Second messengers are small intracellular signaling molecules that relay and amplify signals from cell surface receptors such as G protein-coupled receptors to intracellular targets. They are produced or released in response to receptor activation and diffuse to activate downstream effectors.

Cyclic AMP

Cyclic AMP is synthesized from ATP by adenylyl cyclase, an integral membrane protein activated by G-alpha-s and inhibited by G-alpha-i. cAMP levels rise within seconds of receptor activation and are rapidly returned to baseline by phosphodiesterases that hydrolyze cAMP to AMP. The principal effector of cAMP is protein kinase A, which phosphorylates serine and threonine residues on target proteins.

PKA phosphorylates a wide range of substrates, including metabolic enzymes such as phosphorylase kinase, hormone-sensitive lipase, and pyruvate kinase. In the nucleus, PKA phosphorylates the transcription factor CREB at serine 133, which recruits the coactivator CBP and activates transcription of genes containing cAMP response elements. Exchange proteins activated by cAMP are additional cAMP effectors that activate the small GTPase Rap1.

Cyclic GMP

Cyclic GMP is synthesized from GTP by guanylyl cyclase, which exists in membrane-bound and soluble forms. Membrane-bound GC is activated by natriuretic peptides such as atrial natriuretic peptide. Soluble GC is activated by nitric oxide, which binds to its heme group. cGMP is hydrolyzed by specific phosphodiesterases.

cGMP activates protein kinase G, which phosphorylates targets involved in smooth muscle relaxation, platelet inhibition, and phototransduction. In the visual system, cGMP directly binds and opens ion channels in rod photoreceptors. The cGMP signaling pathway is targeted by drugs including sildenafil, which inhibits cGMP-specific PDE5, prolonging NO-mediated vasodilation.

Calcium

Calcium is one of the most versatile second messengers, regulating processes from muscle contraction to gene expression. The cytoplasmic calcium concentration is maintained at around 100 nanomolar at rest, more than 10,000-fold lower than the extracellular concentration. This steep gradient allows rapid calcium influx through opened channels.

Calcium signals are generated by two mechanisms. Influx from the extracellular space occurs through voltage-gated calcium channels, ligand-gated channels, and store-operated channels. Release from intracellular stores, primarily the endoplasmic reticulum, occurs through IP3 receptors and ryanodine receptors. The calcium signal is terminated by calcium ATPases that pump calcium back into the ER or out of the cell.

Calcium effects are mediated by calcium-binding proteins. Calmodulin is the most ubiquitous, binding four calcium ions and undergoing a conformational change that enables it to activate target proteins including CaM kinases, calcineurin, and myosin light chain kinase. Troponin C mediates calcium-triggered muscle contraction in striated muscle.

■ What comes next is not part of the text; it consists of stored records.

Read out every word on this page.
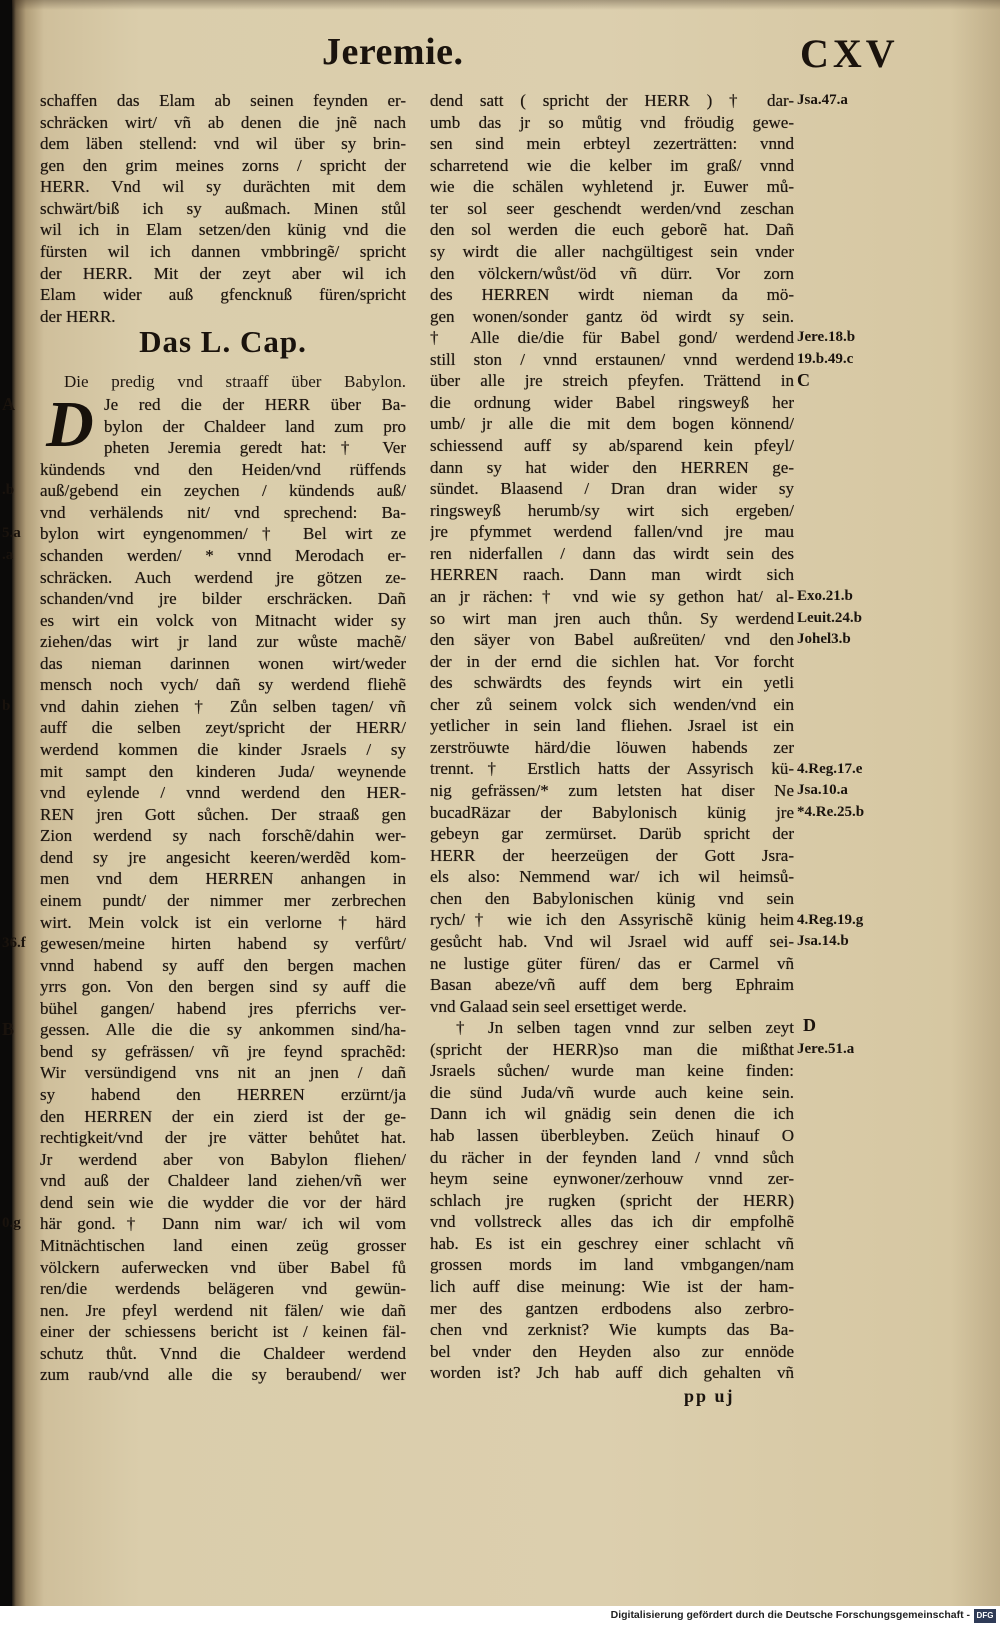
Jeremie.	CXV
schaffen das Elam ab seinen feynden er-
schräcken wirt/ vñ ab denen die jnẽ nach
dem läben stellend: vnd wil über sy brin-
gen den grim meines zorns / spricht der
HERR. Vnd wil sy durächten mit dem
schwärt/biß ich sy außmach. Minen stůl
wil ich in Elam setzen/den künig vnd die
fürsten wil ich dannen vmbbringẽ/ spricht
der HERR. Mit der zeyt aber wil ich
Elam wider auß gfencknuß füren/spricht
der HERR.
Das L. Cap.
Die predig vnd straaff über Babylon.
D Je red die der HERR über Ba-
bylon der Chaldeer land zum pro
pheten Jeremia geredt hat:† Ver
kündends vnd den Heiden/vnd rüffends
auß/gebend ein zeychen / kündends auß/
vnd verhälends nit/ vnd sprechend: Ba-
bylon wirt eyngenommen/† Bel wirt ze
schanden werden/ * vnnd Merodach er-
schräcken. Auch werdend jre götzen ze-
schanden/vnd jre bilder erschräcken. Dañ
es wirt ein volck von Mitnacht wider sy
ziehen/das wirt jr land zur wůste machẽ/
das nieman darinnen wonen wirt/weder
mensch noch vych/ dañ sy werdend fliehẽ
vnd dahin ziehen † Zůn selben tagen/ vñ
auff die selben zeyt/spricht der HERR/
werdend kommen die kinder Jsraels / sy
mit sampt den kinderen Juda/ weynende
vnd eylende / vnnd werdend den HER-
REN jren Gott sůchen. Der straaß gen
Zion werdend sy nach forschẽ/dahin wer-
dend sy jre angesicht keeren/werdẽd kom-
men vnd dem HERREN anhangen in
einem pundt/ der nimmer mer zerbrechen
wirt. Mein volck ist ein verlorne † härd
gewesen/meine hirten habend sy verfůrt/
vnnd habend sy auff den bergen machen
yrrs gon. Von den bergen sind sy auff die
bühel gangen/ habend jres pferrichs ver-
gessen. Alle die die sy ankommen sind/ha-
bend sy gefrässen/ vñ jre feynd sprachẽd:
Wir versündigend vns nit an jnen / dañ
sy habend den HERREN erzürnt/ja
den HERREN der ein zierd ist der ge-
rechtigkeit/vnd der jre vätter behůtet hat.
Jr werdend aber von Babylon fliehen/
vnd auß der Chaldeer land ziehen/vñ wer
dend sein wie die wydder die vor der härd
här gond.† Dann nim war/ ich wil vom
Mitnächtischen land einen zeüg grosser
völckern auferwecken vnd über Babel fů
ren/die werdends belägeren vnd gewün-
nen. Jre pfeyl werdend nit fälen/ wie dañ
einer der schiessens bericht ist / keinen fäl-
schutz thůt. Vnnd die Chaldeer werdend
zum raub/vnd alle die sy beraubend/ wer
dend satt ( spricht der HERR ) † dar-
umb das jr so můtig vnd fröudig gewe-
sen sind mein erbteyl zezerträtten: vnnd
scharretend wie die kelber im graß/ vnnd
wie die schälen wyhletend jr. Euwer mů-
ter sol seer geschendt werden/vnd zeschan
den sol werden die euch geborẽ hat. Dañ
sy wirdt die aller nachgültigest sein vnder
den völckern/wůst/öd vñ dürr. Vor zorn
des HERREN wirdt nieman da mö-
gen wonen/sonder gantz öd wirdt sy sein.
† Alle die/die für Babel gond/ werdend
still ston / vnnd erstaunen/ vnnd werdend
über alle jre streich pfeyfen. Trättend in
die ordnung wider Babel ringsweyß her
umb/ jr alle die mit dem bogen könnend/
schiessend auff sy ab/sparend kein pfeyl/
dann sy hat wider den HERREN ge-
sündet. Blaasend / Dran dran wider sy
ringsweyß herumb/sy wirt sich ergeben/
jre pfymmet werdend fallen/vnd jre mau
ren niderfallen / dann das wirdt sein des
HERREN raach. Dann man wirdt sich
an jr rächen:† vnd wie sy gethon hat/ al-
so wirt man jren auch thůn. Sy werdend
den säyer von Babel außreüten/ vnd den
der in der ernd die sichlen hat. Vor forcht
des schwärdts des feynds wirt ein yetli
cher zů seinem volck sich wenden/vnd ein
yetlicher in sein land fliehen. Jsrael ist ein
zerströuwte härd/die löuwen habends zer
trennt.† Erstlich hatts der Assyrisch kü-
nig gefrässen/* zum letsten hat diser Ne
bucadRäzar der Babylonisch künig jre
gebeyn gar zermürset. Darüb spricht der
HERR der heerzeügen der Gott Jsra-
els also: Nemmend war/ ich wil heimsů-
chen den Babylonischen künig vnd sein
rych/† wie ich den Assyrischẽ künig heim
gesůcht hab. Vnd wil Jsrael wid auff sei-
ne lustige güter füren/ das er Carmel vñ
Basan abeze/vñ auff dem berg Ephraim
vnd Galaad sein seel ersettiget werde.
† Jn selben tagen vnnd zur selben zeyt
(spricht der HERR)so man die mißthat
Jsraels sůchen/ wurde man keine finden:
die sünd Juda/vñ wurde auch keine sein.
Dann ich wil gnädig sein denen die ich
hab lassen überbleyben. Zeüch hinauf O
du rächer in der feynden land / vnnd sůch
heym seine eynwoner/zerhouw vnnd zer-
schlach jre rugken (spricht der HERR)
vnd vollstreck alles das ich dir empfolhẽ
hab. Es ist ein geschrey einer schlacht vñ
grossen mords im land vmbgangen/nam
lich auff dise meinung: Wie ist der ham-
mer des gantzen erdbodens also zerbro-
chen vnd zerknist? Wie kumpts das Ba-
bel vnder den Heyden also zur ennöde
worden ist? Jch hab auff dich gehalten vñ
A
.b
5.a
.a
b
36.f
B
0.g
Jsa.47.a
Jere.18.b
19.b.49.c
C
Exo.21.b
Leuit.24.b
Johel3.b
4.Reg.17.e
Jsa.10.a
*4.Re.25.b
4.Reg.19.g
Jsa.14.b
D
Jere.51.a
pp uj
Digitalisierung gefördert durch die Deutsche Forschungsgemeinschaft - DFG
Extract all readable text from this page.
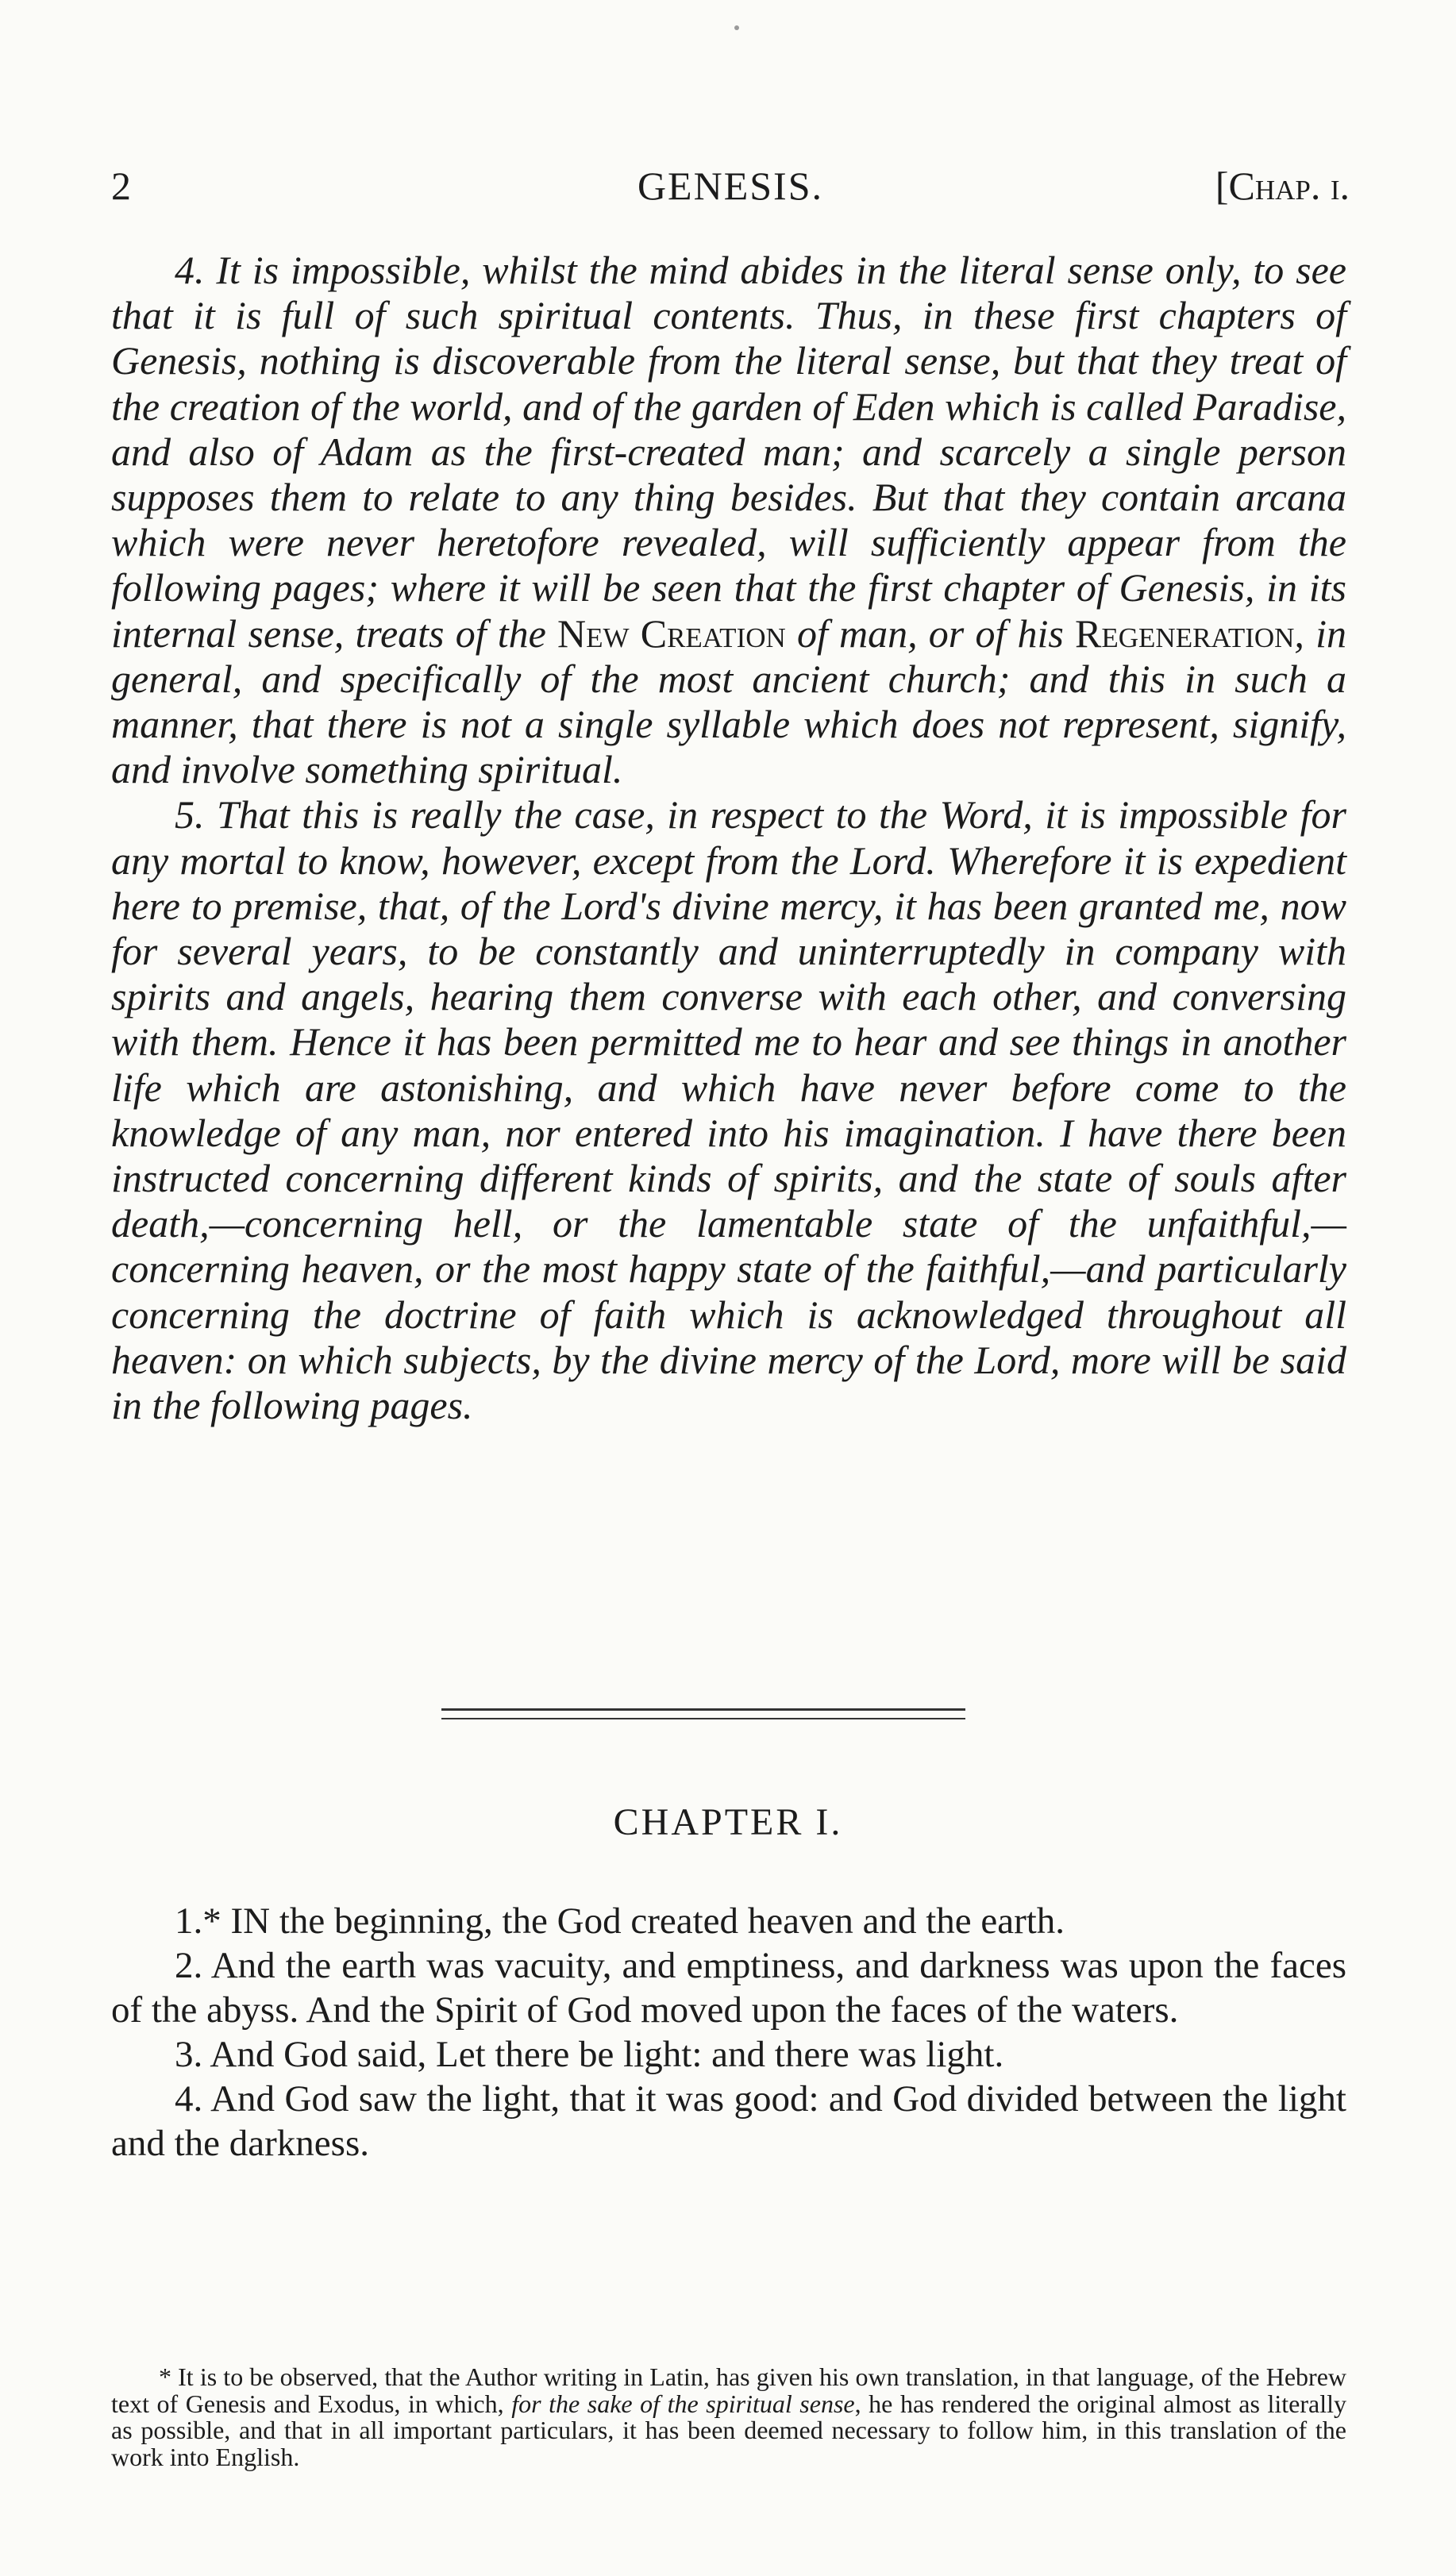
2	GENESIS.	[Chap. i.

4. It is impossible, whilst the mind abides in the literal sense only, to see that it is full of such spiritual contents. Thus, in these first chapters of Genesis, nothing is discoverable from the literal sense, but that they treat of the creation of the world, and of the garden of Eden which is called Paradise, and also of Adam as the first-created man; and scarcely a single person supposes them to relate to any thing besides. But that they contain arcana which were never heretofore revealed, will sufficiently appear from the following pages; where it will be seen that the first chapter of Genesis, in its internal sense, treats of the New Creation of man, or of his Regeneration, in general, and specifically of the most ancient church; and this in such a manner, that there is not a single syllable which does not represent, signify, and involve something spiritual.

5. That this is really the case, in respect to the Word, it is impossible for any mortal to know, however, except from the Lord. Wherefore it is expedient here to premise, that, of the Lord's divine mercy, it has been granted me, now for several years, to be constantly and uninterruptedly in company with spirits and angels, hearing them converse with each other, and conversing with them. Hence it has been permitted me to hear and see things in another life which are astonishing, and which have never before come to the knowledge of any man, nor entered into his imagination. I have there been instructed concerning different kinds of spirits, and the state of souls after death,—concerning hell, or the lamentable state of the unfaithful,—concerning heaven, or the most happy state of the faithful,—and particularly concerning the doctrine of faith which is acknowledged throughout all heaven: on which subjects, by the divine mercy of the Lord, more will be said in the following pages.

CHAPTER I.

1.* IN the beginning, the God created heaven and the earth.

2. And the earth was vacuity, and emptiness, and darkness was upon the faces of the abyss. And the Spirit of God moved upon the faces of the waters.

3. And God said, Let there be light: and there was light.

4. And God saw the light, that it was good: and God divided between the light and the darkness.

* It is to be observed, that the Author writing in Latin, has given his own translation, in that language, of the Hebrew text of Genesis and Exodus, in which, for the sake of the spiritual sense, he has rendered the original almost as literally as possible, and that in all important particulars, it has been deemed necessary to follow him, in this translation of the work into English.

Inositol Trisphosphate and Diacylglycerol

IP3 and DAG are produced simultaneously by phospholipase C-mediated cleavage of phosphatidylinositol 4,5-bisphosphate. IP3 is water-soluble and diffuses to the ER, where it binds IP3 receptors and triggers calcium release. The calcium signal can propagate as waves across the cell and show complex spatiotemporal patterns including oscillations.

DAG remains in the plasma membrane, where it helps recruit and activate protein kinase C. PKC is also dependent on calcium and phosphatidylserine. Different PKC isoforms have distinct regulatory properties and tissue distributions. PKC phosphorylates diverse targets regulating cell growth, differentiation, apoptosis, and secretion.

Phosphoinositides

Phosphatidylinositol can be phosphorylated at the 3, 4, and 5 positions of the inositol ring to generate seven different phosphoinositide species. These phospholipids are concentrated in specific membrane domains and serve as docking sites for proteins with phosphoinositide-binding domains. PIP2 is the most abundant phosphoinositide in the plasma membrane. PIP3, generated by PI3K, recruits AKT and other PH domain-containing proteins. Phosphoinositide phosphatases such as PTEN and SHIP negatively regulate PI3K signaling.

Nitric Oxide

Nitric oxide is a unique gaseous second messenger synthesized from arginine by nitric oxide synthase. It diffuses freely across membranes and cannot be stored. NO activates soluble guanylyl cyclase by binding to its heme iron, increasing cGMP production. NO signaling is terminated by diffusion away from targets and by reaction with hemoglobin. NO mediates vasodilation, neurotransmission, and immune defense. Nitroglycerin used for angina is converted to NO, while sildenafil prolongs NO-cGMP signaling.